O natal remete ao irremediável. Enquanto ele atraiçoa ao conclamar o amor, o tempo atraiçoa ao impedir a reunião de todos os que amamos. Eles jamais arrumarão novamente a árvore. Não nos levarão a ver o presépio na ruazinha vizinha. Nunca mais buscarão esconderijo para os presentes comprados antecipadamente. Não poderão nos perdoar pelos deslizes. A mãe não porá açúcar nas castanhas. O amor agora é unilateral. Amamos o que se foi. Os vultos. E a cada natal o amor se torna maior e mais longínquo. Sim, o natal é traiçoeiro. Deixa a morte levar até as mães.

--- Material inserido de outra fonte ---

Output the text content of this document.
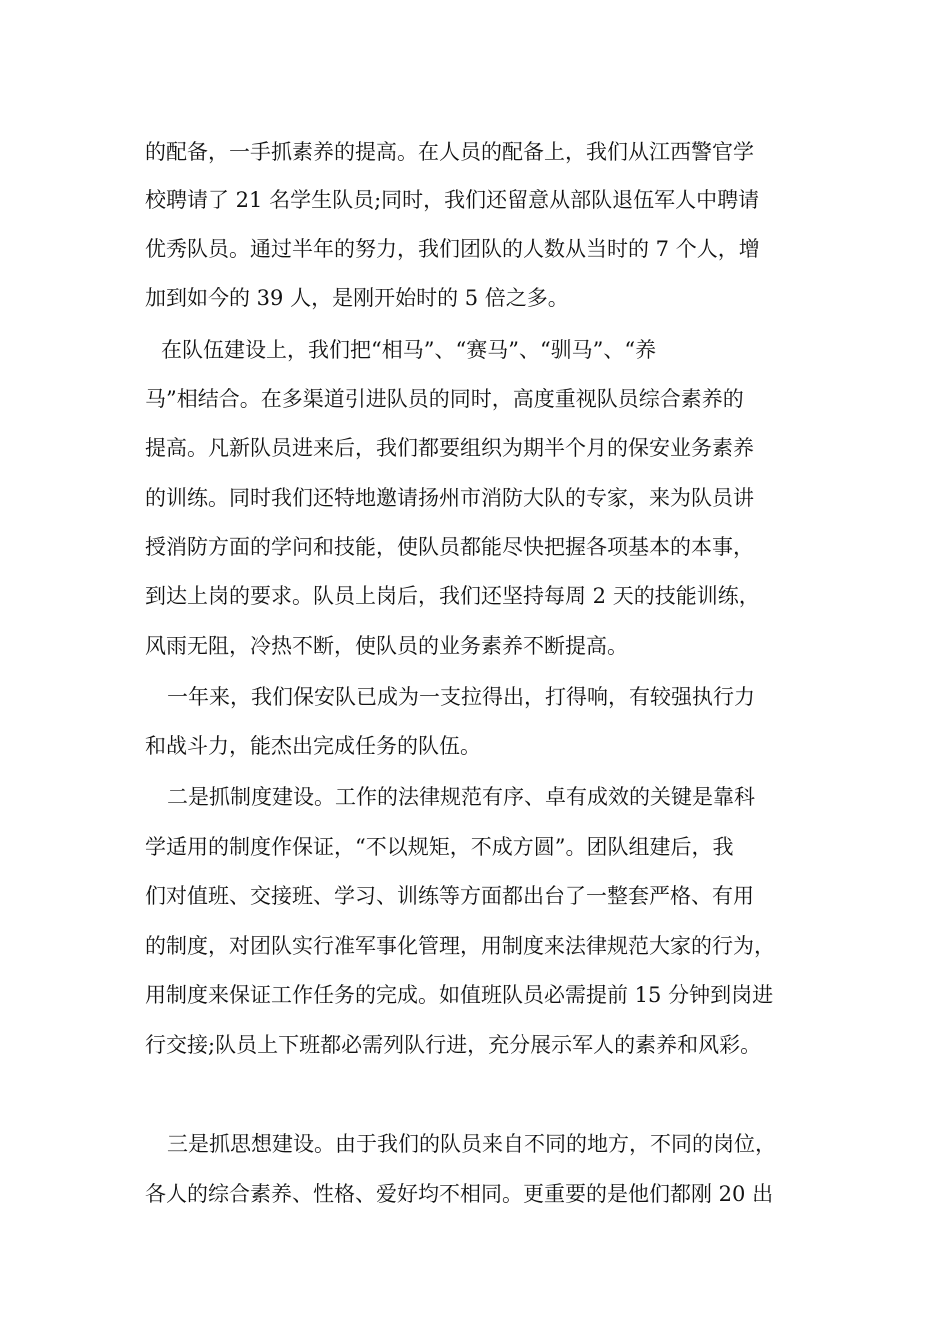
的配备，一手抓素养的提高。在人员的配备上，我们从江西警官学
校聘请了 21 名学生队员;同时，我们还留意从部队退伍军人中聘请
优秀队员。通过半年的努力，我们团队的人数从当时的 7 个人，增
加到如今的 39 人，是刚开始时的 5 倍之多。
在队伍建设上，我们把“相马”、“赛马”、“驯马”、“养
马”相结合。在多渠道引进队员的同时，高度重视队员综合素养的
提高。凡新队员进来后，我们都要组织为期半个月的保安业务素养
的训练。同时我们还特地邀请扬州市消防大队的专家，来为队员讲
授消防方面的学问和技能，使队员都能尽快把握各项基本的本事，
到达上岗的要求。队员上岗后，我们还坚持每周 2 天的技能训练，
风雨无阻，冷热不断，使队员的业务素养不断提高。
一年来，我们保安队已成为一支拉得出，打得响，有较强执行力
和战斗力，能杰出完成任务的队伍。
二是抓制度建设。工作的法律规范有序、卓有成效的关键是靠科
学适用的制度作保证，“不以规矩，不成方圆”。团队组建后，我
们对值班、交接班、学习、训练等方面都出台了一整套严格、有用
的制度，对团队实行准军事化管理，用制度来法律规范大家的行为，
用制度来保证工作任务的完成。如值班队员必需提前 15 分钟到岗进
行交接;队员上下班都必需列队行进，充分展示军人的素养和风彩。
三是抓思想建设。由于我们的队员来自不同的地方，不同的岗位，
各人的综合素养、性格、爱好均不相同。更重要的是他们都刚 20 出
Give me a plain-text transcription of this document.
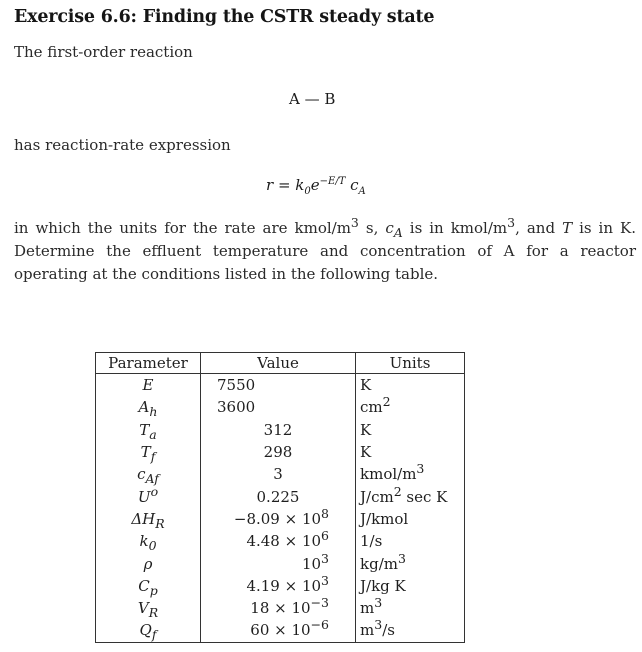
Exercise 6.6: Finding the CSTR steady state
The first-order reaction
A — B
has reaction-rate expression
$r = k_0e^{-E/T}$ $c_A$
in which the units for the rate are kmol/$m^3$ s, $c_A$ is in kmol/$m^3$, and T is in K. Determine the effluent temperature and concentration of A for a reactor operating at the conditions listed in the following table.
Parameter	Value	Units
E	7550	K
$A_h$	3600	$cm^2$
$T_a$	312	K
$T_f$	298	K
$c_{Af}$	3	kmol/$m^3$
$U^o$	0.225	$J/cm^2$ sec K
$\Delta H_R$	$-8.09 \times 10^8$	J/kmol
$k_0$	$4.48 \times 10^6$	1/s
ρ	$10^3$	$kg/m^3$
$C_p$	$4.19 \times 10^3$	J/kg K
$V_R$	$18 \times 10^{-3}$	$m^3$
$Q_f$	$60 \times 10^{-6}$	$m^3/s$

E natal sem mãe não é a mesma coisa. E a minha nunca mais se preocupará em comprar outra ponteira. Em renovar aos pouquinhos os enfeites que luziam como nenhum outro. E isso é um mistério. Mãe, aonde foram parar as bolas cintilantes? E o enfeite da porta que todo ano – já gasto – parecia renovado? Devolva as cocadinhas de banana, os bolos mergulhados na calda de chocolate, o merengue a emergir do caramelo . Volte só mais um natal. Não precisa comprar nada.  Só mais uma vez e prometo deixar você ir embora. O natal tem disso, obriga a gente a amar mas não devolve nada do que gostamos. Noel, estou de mal com você. Na véspera, talvez eu faça as pazes. 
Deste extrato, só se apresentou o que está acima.